Mendesak sanksi yang lebih kuat
Indonesia sudah lama menjadi pendukung Palestina, terutama dalam mengirim bantuan kemanusiaan.
Namun, Indonesia harusnya bisa berbuat lebih banyak untuk mengakhiri apartheid yang dilakukan Israel, menurut Muhammad Zulfikar Rakhmat, dari Centre of Economic and Law Studies (CELIOS) di Jakarta.
"Alasan Indonesia belum mengambil sikap yang lebih tegas kemungkinan besar karena kombinasi berbagai faktor," kata Dr Zulfikar.
"Indonesia butuh mempertahankan hubungan diplomatik dengan negara-negara kekuatan lain, kompleksitas geopolitik regional, dan kekhawatiran tentang potensi dampak memusuhi Israel dari sekutu-sekutunya."
Ia mengatakan, Indonesia seharusnya bisa lebih mendorong penerapan sanksi yang lebih keras terhadap Israel sambil mengadvokasi menuju perdamaian yang lebih adil dan langgeng.
Dua pekan lalu, Pemerintah Indonesia di bawah pimpinan Presiden Prabowo Subianto dikecam setelah mengumumkan rencana untuk menggunakan Pulau Galang yang tidak berpenghuni dekat Singapura untuk merawat 2.000 warga Palestina yang terluka akibat serangan Israel di Gaza.
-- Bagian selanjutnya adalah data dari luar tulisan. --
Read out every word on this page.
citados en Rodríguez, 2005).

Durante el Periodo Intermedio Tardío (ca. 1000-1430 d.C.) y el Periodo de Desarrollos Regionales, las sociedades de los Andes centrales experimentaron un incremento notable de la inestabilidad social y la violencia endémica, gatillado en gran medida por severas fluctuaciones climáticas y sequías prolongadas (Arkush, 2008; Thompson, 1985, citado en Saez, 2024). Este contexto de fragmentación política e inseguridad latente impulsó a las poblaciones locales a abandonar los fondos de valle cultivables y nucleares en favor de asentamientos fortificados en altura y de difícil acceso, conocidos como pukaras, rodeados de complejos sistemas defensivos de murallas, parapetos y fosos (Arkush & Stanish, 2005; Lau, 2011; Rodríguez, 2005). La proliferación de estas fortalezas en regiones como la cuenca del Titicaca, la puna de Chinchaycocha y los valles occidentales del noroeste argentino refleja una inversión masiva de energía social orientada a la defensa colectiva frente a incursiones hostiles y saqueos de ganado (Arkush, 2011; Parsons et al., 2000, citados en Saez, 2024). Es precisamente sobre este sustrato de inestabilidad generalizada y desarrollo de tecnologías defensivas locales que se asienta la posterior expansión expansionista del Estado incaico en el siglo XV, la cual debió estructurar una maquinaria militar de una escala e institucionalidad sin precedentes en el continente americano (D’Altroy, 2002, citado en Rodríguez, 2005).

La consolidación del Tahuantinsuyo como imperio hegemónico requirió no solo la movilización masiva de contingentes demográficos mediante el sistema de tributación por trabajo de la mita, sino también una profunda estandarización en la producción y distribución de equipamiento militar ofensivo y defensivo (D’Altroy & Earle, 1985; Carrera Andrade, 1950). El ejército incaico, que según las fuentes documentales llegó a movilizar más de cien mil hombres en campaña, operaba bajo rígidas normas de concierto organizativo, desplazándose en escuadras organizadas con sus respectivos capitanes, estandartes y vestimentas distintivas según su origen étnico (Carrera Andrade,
Mereka yang mengecam mengatakan rencana tersebut malah sejalan dengan pernyataan Presiden Donald Trump awal tahun ini yang mengatakan Amerika Serikat dapat mengambil alih kendali Gaza dan mengubahnya menjadi "Riviera Timur Tengah."
Dengan rencana tersebut, warga Palestina tidak akan dapat kembali ke tanah kelahirannya, yakni Gaza.